- Taiwan Semiconductor Manufacturing Company (TSMC) reported a third-quarter profit that was down 25% to $6.69 billion ($6.05 billion was expected). This decline can be attributed to the persistent weak demand for consumer electronics, but the world’s largest contract chipmaker still managed to surpass analysts’ expectations.
- TSMC is the primary producer of the world’s most advanced processors, and the Taiwanese firm manufactures semiconductors for companies like Apple and Nvidia, often based on Arm architecture.
Revenue fell by 14.6% year-on-year to $17.28 billion, slightly higher than the $17.08 billion expected by analysts. Compared to the second quarter, revenue increased by 10.2% in the third quarter. The company anticipates that its revenue for Q4 2023 will range between $18.8 billion and $19.6 billion, based on assumptions related to a slightly stronger US Dollar. - TSMC maintained impressive margins with a gross margin of 54.3% for the quarter, an operating margin of 41.7%, and a net profit margin of 38.6%. The company expects continued margin pressure, projecting a gross profit margin between 51.5% and 53.5% in Q4 2023 and an operating profit margin ranging from 39.5% to 41.5%.
- The company has also benefited from the extension of TSMC’s exemption from US trade sanctions on China by the US government, allowing it to continue shipping advanced chip equipment for its operations there.

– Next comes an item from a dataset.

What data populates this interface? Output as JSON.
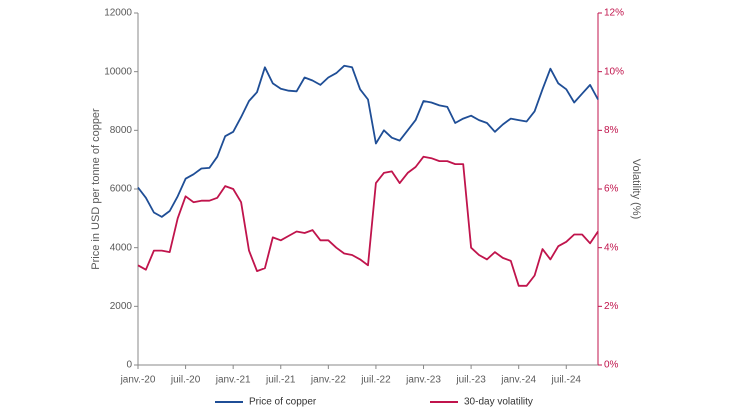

TSMC stated that persistent weaker overall macroeconomic conditions and a slow demand recovery in China have made its customers more cautious in managing their inventory. However, the company has observed some early signs of demand stabilization in the PC and smartphone market. - Data from Canalys indicates that the global smartphone market only saw a 1% year-on-year decline in Q3 2023, suggesting a slowdown in its decline when compared to the 11% year-on-year drop in Q2.
- The demand for AI chips has surged, driven by the proliferation of large language models such as ChatGPT, Bard, and other Chinese iterations. TSMC did however mention that the demand for AI chips is not sufficient to offset the weakening demand for chips in consumer electronics. Chip inventories at smartphone and PC manufacturers are depleting, which could lead to increased restocking demand. The AI frenzy has boosted TSMC’s shares, which have risen by 26% so far this year. Despite this, the company’s price-to-earnings (PE) ratio is 16x, making it inexpensive compared to its peers – and it still holds a near monopoly in the microchip fabrication business. The average one-year analyst price target for the stock is 24% higher than the current share price. We own the stock in global managed portfolios and the Cratos BCI worldwide equity fund.